1

Why Pub/Sub is used? Usecase: There is a http triggered "Cloud function" on which some Data is sent. This function after processing data, publishes Data to a Pub/Sub topic.

Then there is another Cloud function, which is triggered based on publishing to that Pub/sub topic. So, This Cloud function takes published data from pub/sub and inserts it to a BigQuery table.

So in this usecase why pub sub is used, why can't we just have one cloud function which takes data from http hit, and inserts it to BigQuery. What cam be the design thought given for choosing pub/sub here?

Also generally why Pub/sub architecture is used?

Nandan Raj
  • 105
  • 3
  • 13

1 Answers1

2

There could be several reasons to use Cloud Pub/Sub in this architecture. One reason would be if there is any fan out or plans to fan out, where the published data ends up not only in BigQuery, but in some other place. Without Pub/Sub, the http-triggered Cloud Function would have to know about all interested receivers of the data and send it to each one of them. With Pub/Sub, any additional service that was interested in the incoming data could create a separate subscription on the data and consume it independently of BigQuery.

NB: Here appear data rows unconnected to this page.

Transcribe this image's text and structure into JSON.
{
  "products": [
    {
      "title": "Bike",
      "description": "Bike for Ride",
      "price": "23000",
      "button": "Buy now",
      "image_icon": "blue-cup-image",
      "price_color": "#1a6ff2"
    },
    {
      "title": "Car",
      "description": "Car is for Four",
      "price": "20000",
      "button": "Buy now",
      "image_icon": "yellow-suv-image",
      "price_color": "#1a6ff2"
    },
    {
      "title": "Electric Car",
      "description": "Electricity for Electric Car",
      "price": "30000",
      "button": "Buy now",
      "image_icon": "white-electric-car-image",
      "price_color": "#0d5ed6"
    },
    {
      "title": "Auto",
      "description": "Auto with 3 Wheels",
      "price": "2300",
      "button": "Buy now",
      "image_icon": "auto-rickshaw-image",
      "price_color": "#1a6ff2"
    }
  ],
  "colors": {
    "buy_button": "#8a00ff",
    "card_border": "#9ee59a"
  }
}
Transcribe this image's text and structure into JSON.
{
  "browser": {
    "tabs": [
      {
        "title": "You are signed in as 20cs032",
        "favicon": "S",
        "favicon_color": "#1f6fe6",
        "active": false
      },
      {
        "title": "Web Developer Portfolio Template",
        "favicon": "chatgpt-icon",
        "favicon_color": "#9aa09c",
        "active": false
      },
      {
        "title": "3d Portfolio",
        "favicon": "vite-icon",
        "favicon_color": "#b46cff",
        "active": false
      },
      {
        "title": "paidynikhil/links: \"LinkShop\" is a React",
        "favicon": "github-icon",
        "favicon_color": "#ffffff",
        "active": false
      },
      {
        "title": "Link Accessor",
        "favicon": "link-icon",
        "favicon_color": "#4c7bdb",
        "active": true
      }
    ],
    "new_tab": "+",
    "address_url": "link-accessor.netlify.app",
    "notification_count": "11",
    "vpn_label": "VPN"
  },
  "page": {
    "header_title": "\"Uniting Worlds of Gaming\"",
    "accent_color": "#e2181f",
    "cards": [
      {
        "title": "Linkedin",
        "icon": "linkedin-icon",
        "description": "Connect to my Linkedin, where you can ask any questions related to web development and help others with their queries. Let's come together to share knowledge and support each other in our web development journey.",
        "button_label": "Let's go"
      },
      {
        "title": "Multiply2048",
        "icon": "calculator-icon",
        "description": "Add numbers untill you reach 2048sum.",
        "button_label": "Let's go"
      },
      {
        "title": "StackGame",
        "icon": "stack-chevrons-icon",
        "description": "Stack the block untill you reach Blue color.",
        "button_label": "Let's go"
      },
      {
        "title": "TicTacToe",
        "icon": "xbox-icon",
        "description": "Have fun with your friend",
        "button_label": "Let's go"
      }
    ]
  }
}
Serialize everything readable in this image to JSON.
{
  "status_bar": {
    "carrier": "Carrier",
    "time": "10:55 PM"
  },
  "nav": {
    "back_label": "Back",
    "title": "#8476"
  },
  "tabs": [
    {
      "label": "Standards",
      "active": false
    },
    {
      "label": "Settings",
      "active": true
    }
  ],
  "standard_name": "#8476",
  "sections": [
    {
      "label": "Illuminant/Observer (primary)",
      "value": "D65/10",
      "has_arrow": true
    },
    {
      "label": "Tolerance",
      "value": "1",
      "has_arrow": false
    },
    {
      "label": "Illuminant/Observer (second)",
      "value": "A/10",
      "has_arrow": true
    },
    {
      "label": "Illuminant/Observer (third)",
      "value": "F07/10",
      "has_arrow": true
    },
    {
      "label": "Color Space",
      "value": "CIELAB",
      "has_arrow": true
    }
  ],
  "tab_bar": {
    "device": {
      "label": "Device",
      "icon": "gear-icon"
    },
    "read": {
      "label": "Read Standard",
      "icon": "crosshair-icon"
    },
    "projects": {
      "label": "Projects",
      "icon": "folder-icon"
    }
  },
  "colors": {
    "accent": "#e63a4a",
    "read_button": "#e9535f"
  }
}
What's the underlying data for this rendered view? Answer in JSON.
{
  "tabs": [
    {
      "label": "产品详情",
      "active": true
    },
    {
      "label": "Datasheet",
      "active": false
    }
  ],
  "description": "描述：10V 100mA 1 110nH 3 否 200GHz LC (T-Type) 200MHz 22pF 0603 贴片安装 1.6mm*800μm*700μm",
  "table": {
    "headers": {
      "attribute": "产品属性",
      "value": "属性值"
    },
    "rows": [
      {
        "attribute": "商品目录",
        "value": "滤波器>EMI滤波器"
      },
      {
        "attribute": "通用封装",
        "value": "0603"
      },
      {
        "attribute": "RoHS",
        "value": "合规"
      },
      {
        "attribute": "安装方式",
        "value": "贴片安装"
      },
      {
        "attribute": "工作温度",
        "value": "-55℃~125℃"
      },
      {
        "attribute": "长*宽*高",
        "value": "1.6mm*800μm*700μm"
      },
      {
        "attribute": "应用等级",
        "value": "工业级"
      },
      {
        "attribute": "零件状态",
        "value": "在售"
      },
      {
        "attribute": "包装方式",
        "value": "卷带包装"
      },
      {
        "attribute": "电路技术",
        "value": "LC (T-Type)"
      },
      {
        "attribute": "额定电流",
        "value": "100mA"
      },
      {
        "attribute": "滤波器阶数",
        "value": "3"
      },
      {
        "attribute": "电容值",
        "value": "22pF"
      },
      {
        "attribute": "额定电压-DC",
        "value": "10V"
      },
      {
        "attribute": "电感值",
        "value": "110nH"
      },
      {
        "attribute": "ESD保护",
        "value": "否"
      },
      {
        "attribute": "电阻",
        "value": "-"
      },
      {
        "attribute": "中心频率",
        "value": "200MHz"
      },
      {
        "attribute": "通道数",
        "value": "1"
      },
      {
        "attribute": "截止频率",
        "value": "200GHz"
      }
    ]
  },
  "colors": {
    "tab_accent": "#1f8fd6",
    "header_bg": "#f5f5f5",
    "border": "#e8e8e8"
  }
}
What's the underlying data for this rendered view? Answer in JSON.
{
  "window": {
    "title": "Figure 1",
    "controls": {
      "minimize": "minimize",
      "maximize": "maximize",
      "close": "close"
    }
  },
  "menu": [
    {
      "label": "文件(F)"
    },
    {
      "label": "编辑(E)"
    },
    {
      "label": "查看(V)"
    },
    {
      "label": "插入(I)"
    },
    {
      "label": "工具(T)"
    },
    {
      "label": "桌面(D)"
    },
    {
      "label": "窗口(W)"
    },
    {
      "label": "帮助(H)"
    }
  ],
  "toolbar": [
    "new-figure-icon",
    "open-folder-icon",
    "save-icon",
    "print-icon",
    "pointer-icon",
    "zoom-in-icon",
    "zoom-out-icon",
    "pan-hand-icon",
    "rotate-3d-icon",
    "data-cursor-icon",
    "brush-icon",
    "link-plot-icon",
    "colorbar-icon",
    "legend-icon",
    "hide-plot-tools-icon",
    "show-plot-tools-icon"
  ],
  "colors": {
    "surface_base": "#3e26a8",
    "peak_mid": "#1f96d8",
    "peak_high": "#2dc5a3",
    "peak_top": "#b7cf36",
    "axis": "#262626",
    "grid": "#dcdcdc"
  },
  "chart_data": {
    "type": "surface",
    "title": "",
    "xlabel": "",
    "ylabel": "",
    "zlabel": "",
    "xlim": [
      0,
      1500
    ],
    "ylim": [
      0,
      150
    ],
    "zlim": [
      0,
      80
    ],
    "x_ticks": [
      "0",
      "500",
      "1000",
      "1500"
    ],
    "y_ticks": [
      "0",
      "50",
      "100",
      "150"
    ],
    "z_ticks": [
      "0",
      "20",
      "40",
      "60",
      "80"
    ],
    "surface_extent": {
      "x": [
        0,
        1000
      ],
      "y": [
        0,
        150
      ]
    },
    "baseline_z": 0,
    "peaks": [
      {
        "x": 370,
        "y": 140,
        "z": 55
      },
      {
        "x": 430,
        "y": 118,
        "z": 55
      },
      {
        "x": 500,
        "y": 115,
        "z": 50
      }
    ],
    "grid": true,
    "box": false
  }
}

Another reason would be to be able to batch data inserts into BigQuery without increasing latency on the http requests to the initial Cloud Function. This may be done for efficiency or for doing some kind of cross-event pre-processing on the data coming in. By using Pub/Sub, the first Cloud Function can respond to the request as soon as the publish to Cloud Pub/Sub succeeds, not having to wait for any other requests, and can be sure that the request will ultimately be processed.

In the absence of these two either now or in the future, it may make sense to write to BigQuery directly.

Kamal Aboul-Hosn
  • 15,111
  • 1
  • 34
  • 46